The designation of this school of
the Buddha-Way as Zen, which means sitting meditation is derived from a
transliteration of the Chinese word Chan. Because the
Chinese term is in turn a transliteration of the Sanskrit term dhyana,
however, Zen owes its historical origin to early Indian Buddhism, where a
deepened state of meditation, called samadhi, was singled out as one of the three components of
study a Buddhist was required to master, the other two being an observation of
ethical precepts and an embodiment of nondiscriminatory wisdom. The reason that
meditation was singled out for the designation of this school is based on the
fact that the historical Buddha achieved enlightenment (nirvana)

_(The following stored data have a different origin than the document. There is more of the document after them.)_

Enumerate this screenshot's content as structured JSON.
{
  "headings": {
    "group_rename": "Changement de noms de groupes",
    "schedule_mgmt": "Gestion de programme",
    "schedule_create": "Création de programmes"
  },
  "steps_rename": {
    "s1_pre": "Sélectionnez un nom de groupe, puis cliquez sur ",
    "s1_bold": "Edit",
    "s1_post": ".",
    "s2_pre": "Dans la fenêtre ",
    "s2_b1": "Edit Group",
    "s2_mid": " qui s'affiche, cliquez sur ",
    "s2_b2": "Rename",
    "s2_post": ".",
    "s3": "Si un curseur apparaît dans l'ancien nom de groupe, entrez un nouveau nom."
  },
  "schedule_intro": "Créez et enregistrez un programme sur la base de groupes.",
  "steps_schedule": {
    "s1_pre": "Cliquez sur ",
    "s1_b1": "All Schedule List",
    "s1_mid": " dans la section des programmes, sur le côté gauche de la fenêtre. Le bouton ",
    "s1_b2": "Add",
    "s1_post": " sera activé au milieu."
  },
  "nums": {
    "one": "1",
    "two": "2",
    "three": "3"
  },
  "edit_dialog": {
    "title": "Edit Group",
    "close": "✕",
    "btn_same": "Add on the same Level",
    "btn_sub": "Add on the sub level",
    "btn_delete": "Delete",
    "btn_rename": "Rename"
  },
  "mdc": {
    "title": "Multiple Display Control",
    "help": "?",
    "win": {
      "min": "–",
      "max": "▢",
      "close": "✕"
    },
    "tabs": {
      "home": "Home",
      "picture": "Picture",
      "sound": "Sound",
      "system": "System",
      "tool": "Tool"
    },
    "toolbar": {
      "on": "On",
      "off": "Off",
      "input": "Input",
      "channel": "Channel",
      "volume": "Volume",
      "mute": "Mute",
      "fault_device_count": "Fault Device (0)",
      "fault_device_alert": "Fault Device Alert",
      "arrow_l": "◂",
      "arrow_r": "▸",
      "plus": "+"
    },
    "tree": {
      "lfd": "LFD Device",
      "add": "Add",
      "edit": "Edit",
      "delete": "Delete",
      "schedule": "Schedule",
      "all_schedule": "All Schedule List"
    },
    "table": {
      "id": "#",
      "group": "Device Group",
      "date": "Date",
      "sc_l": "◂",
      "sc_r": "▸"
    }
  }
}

through the practice of meditation. In the context of Zen Buddhism, perfection
of nondiscriminatory wisdom designates practical, experiential
knowledge, and secondarily and only derivatively theoretical, intellectual
knowledge. Zen explains, because theoretical knowledge is a form of “language
game”, discrimination through the use of language, as it is built in part on
distinction-making. Zen believes that it ultimately carries no existential meaning for emancipating
a human being from his or her predicaments, for it maintains that
discriminatory knowledge of any kind is illusory in nature. To this effect it
holds that it is through a practical transformation of the psycho-physiological
constitution of one's being that one prepares for embodying nondiscriminatory
wisdom. This preparation involves the training of the whole
person and is called “self-cultivation”. It is a practical method of correcting
the modality of one's mind by correcting the modality of one's body, in which
practice is given precedence over theory.